Seperti diketahui, Presiden Trump sempat menyatakan bahwa tarif impor sebesar 32 persen akan mulai diberlakukan terhadap produk Indonesia pada 1 Agustus 2025. Namun, perkembangan terbaru menunjukkan bahwa implementasi kebijakan tersebut kini ditunda.
Penundaan ini merupakan hasil dari pertemuan antara Airlangga dengan Menteri Perdagangan AS Howard Lutnick dan Kepala Kantor Perwakilan Dagang AS (USTR) Jamieson Greer di Washington D.C., Amerika Serikat, pada Rabu, 9 Juli 2025.

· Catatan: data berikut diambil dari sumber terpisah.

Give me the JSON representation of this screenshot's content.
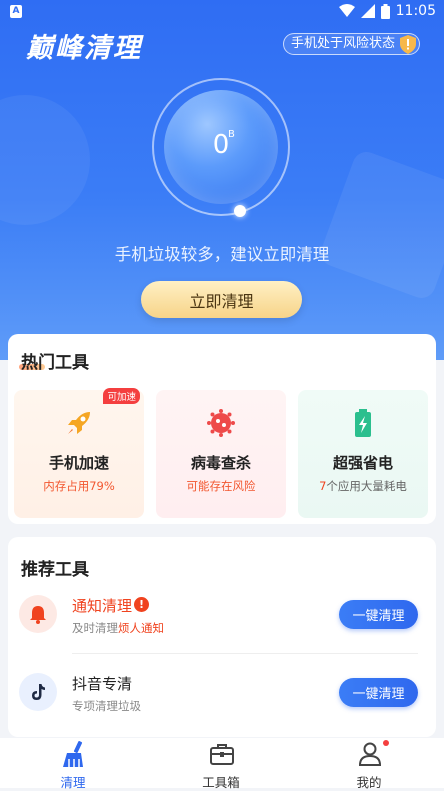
{
  "status_bar": {
    "time": "11:05",
    "app_indicator": "A"
  },
  "header": {
    "app_title": "巅峰清理",
    "risk_badge": "手机处于风险状态"
  },
  "gauge": {
    "value": "0",
    "unit": "B"
  },
  "hint": "手机垃圾较多，建议立即清理",
  "clean_button": "立即清理",
  "hot_tools": {
    "title": "热门工具",
    "items": [
      {
        "name": "手机加速",
        "sub": "内存占用79%",
        "badge": "可加速",
        "icon": "rocket-icon",
        "color": "#f5a623"
      },
      {
        "name": "病毒查杀",
        "sub": "可能存在风险",
        "icon": "virus-icon",
        "color": "#ee4a4a"
      },
      {
        "name": "超强省电",
        "sub_count": "7",
        "sub": "个应用大量耗电",
        "icon": "battery-icon",
        "color": "#2bbf8e"
      }
    ]
  },
  "recommend": {
    "title": "推荐工具",
    "items": [
      {
        "name": "通知清理",
        "desc_prefix": "及时清理",
        "desc_highlight": "烦人通知",
        "button": "一键清理",
        "icon": "bell-icon"
      },
      {
        "name": "抖音专清",
        "desc": "专项清理垃圾",
        "button": "一键清理",
        "icon": "tiktok-icon"
      }
    ]
  },
  "bottom_nav": [
    {
      "label": "清理",
      "icon": "broom-icon",
      "active": true
    },
    {
      "label": "工具箱",
      "icon": "toolbox-icon",
      "active": false
    },
    {
      "label": "我的",
      "icon": "user-icon",
      "active": false
    }
  ],
  "colors": {
    "primary": "#2f68ee",
    "accent_orange": "#f0431f",
    "button_gold": "#f7d489"
  }
}
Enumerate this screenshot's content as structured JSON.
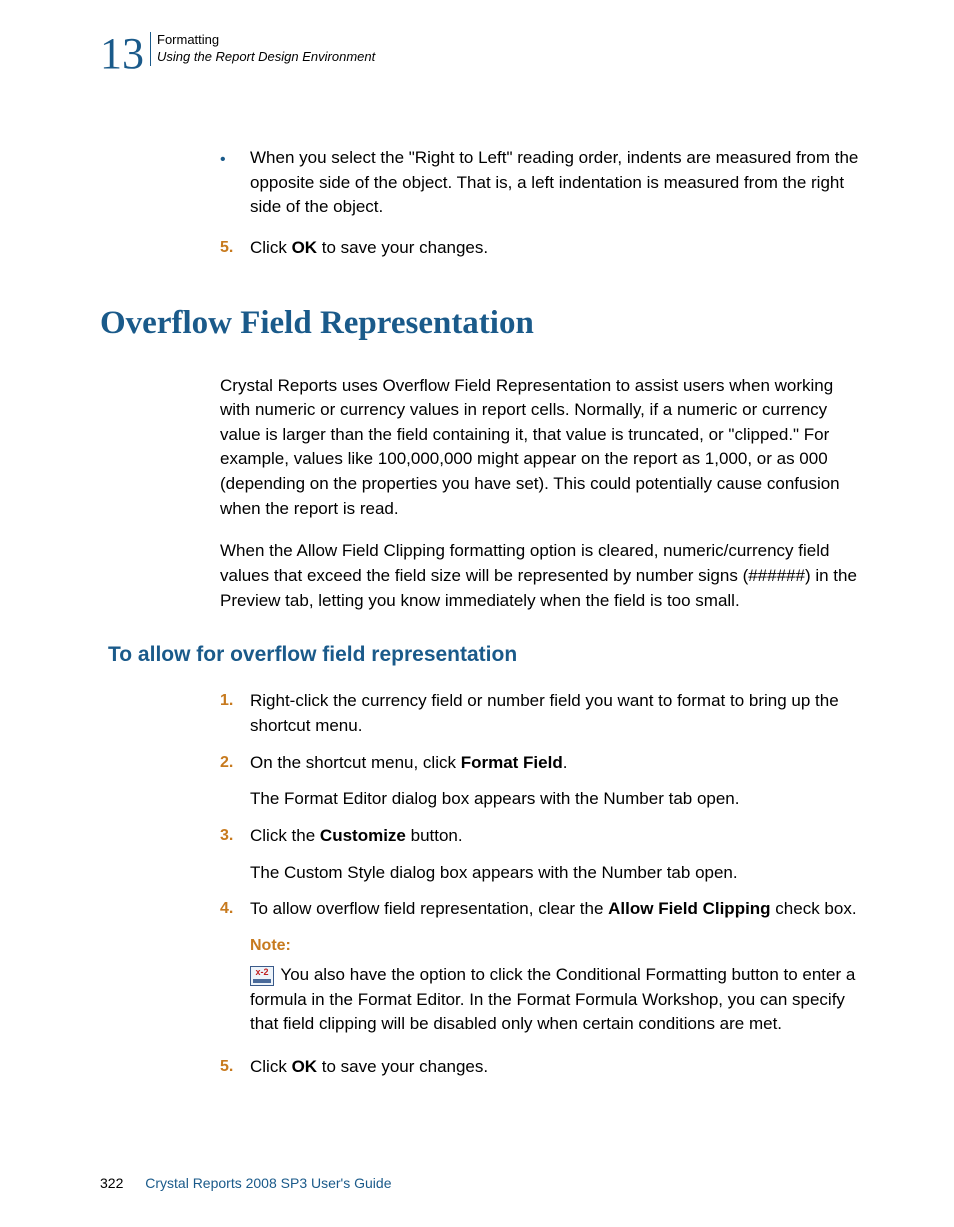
{
  "header": {
    "chapter_num": "13",
    "chapter_title": "Formatting",
    "section_title": "Using the Report Design Environment"
  },
  "top_bullet": "When you select the \"Right to Left\" reading order, indents are measured from the opposite side of the object. That is, a left indentation is measured from the right side of the object.",
  "top_step5_num": "5.",
  "top_step5_a": "Click ",
  "top_step5_b": "OK",
  "top_step5_c": " to save your changes.",
  "h1": "Overflow Field Representation",
  "p1": "Crystal Reports uses Overflow Field Representation to assist users when working with numeric or currency values in report cells. Normally, if a numeric or currency value is larger than the field containing it, that value is truncated, or \"clipped.\" For example, values like 100,000,000 might appear on the report as 1,000, or as 000 (depending on the properties you have set). This could potentially cause confusion when the report is read.",
  "p2": "When the Allow Field Clipping formatting option is cleared, numeric/currency field values that exceed the field size will be represented by number signs (######) in the Preview tab, letting you know immediately when the field is too small.",
  "h2": "To allow for overflow field representation",
  "s1_num": "1.",
  "s1": "Right-click the currency field or number field you want to format to bring up the shortcut menu.",
  "s2_num": "2.",
  "s2_a": "On the shortcut menu, click ",
  "s2_b": "Format Field",
  "s2_c": ".",
  "s2_sub": "The Format Editor dialog box appears with the Number tab open.",
  "s3_num": "3.",
  "s3_a": "Click the ",
  "s3_b": "Customize",
  "s3_c": " button.",
  "s3_sub": "The Custom Style dialog box appears with the Number tab open.",
  "s4_num": "4.",
  "s4_a": "To allow overflow field representation, clear the ",
  "s4_b": "Allow Field Clipping",
  "s4_c": " check box.",
  "note_label": "Note:",
  "note_text": " You also have the option to click the Conditional Formatting button to enter a formula in the Format Editor. In the Format Formula Workshop, you can specify that field clipping will be disabled only when certain conditions are met.",
  "s5_num": "5.",
  "s5_a": "Click ",
  "s5_b": "OK",
  "s5_c": " to save your changes.",
  "footer": {
    "page_num": "322",
    "doc_title": "Crystal Reports 2008 SP3 User's Guide"
  },
  "icon_label": "x-2"
}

Dalam pertemuan tersebut, kedua belah pihak sepakat untuk terus melanjutkan proses perundingan dalam waktu tiga minggu ke depan.
“Jadi tiga minggu ini diharapkan finalisasi daripada fine tuning (penyelarasan) daripada proposal dan fine tuning daripada apa yang sudah dipertukarkan," jelasnya.
Airlangga bertolak ke AS usai mendampingi Presiden Prabowo Subianto dalam Konferensi Tingkat Tinggi (KTT) BRICS di Rio de Janeiro, Brasil. Kunjungannya ke Washington D.C. bertujuan untuk mempercepat negosiasi terkait tarif impor serta mencegah dampak ekonomi yang merugikan bagi Indonesia.
“Pertemuan ini menjadi langkah penting dalam upaya memperkuat kerja sama perdagangan antara Indonesia dan AS,” ujar Airlangga dalam keterangan resmi yang disampaikan di Jakarta, Kamis, 10 Juli 2025.
Ia juga menekankan bahwa perundingan tidak hanya terbatas pada isu tarif, tetapi turut mencakup hambatan non-tarif, ekonomi digital, keamanan ekonomi, hingga kerja sama komersial dan investasi.
Lebih jauh, Airlangga mengungkapkan bahwa Amerika Serikat menunjukkan minat yang besar untuk mempererat hubungan dagang, terutama di sektor mineral kritis seperti nikel, tembaga, dan kobalt—komoditas strategis yang dimiliki Indonesia dalam jumlah besar.
“AS menunjukkan ketertarikan yang kuat untuk memperkuat kemitraan di bidang mineral kritis. Indonesia memiliki cadangan besar nikel, tembaga, dan kobalt, dan kita perlu mengoptimalkan potensi kerja sama pengolahan mineral kritis tersebut,” ungkapnya.
Penundaan ini memberi ruang bagi Indonesia dan AS untuk memperhalus kesepakatan dagang yang lebih adil dan saling menguntungkan dalam jangka panjang, terutama dalam menghadapi dinamika geopolitik dan perlindungan ekonomi domestik kedua negara.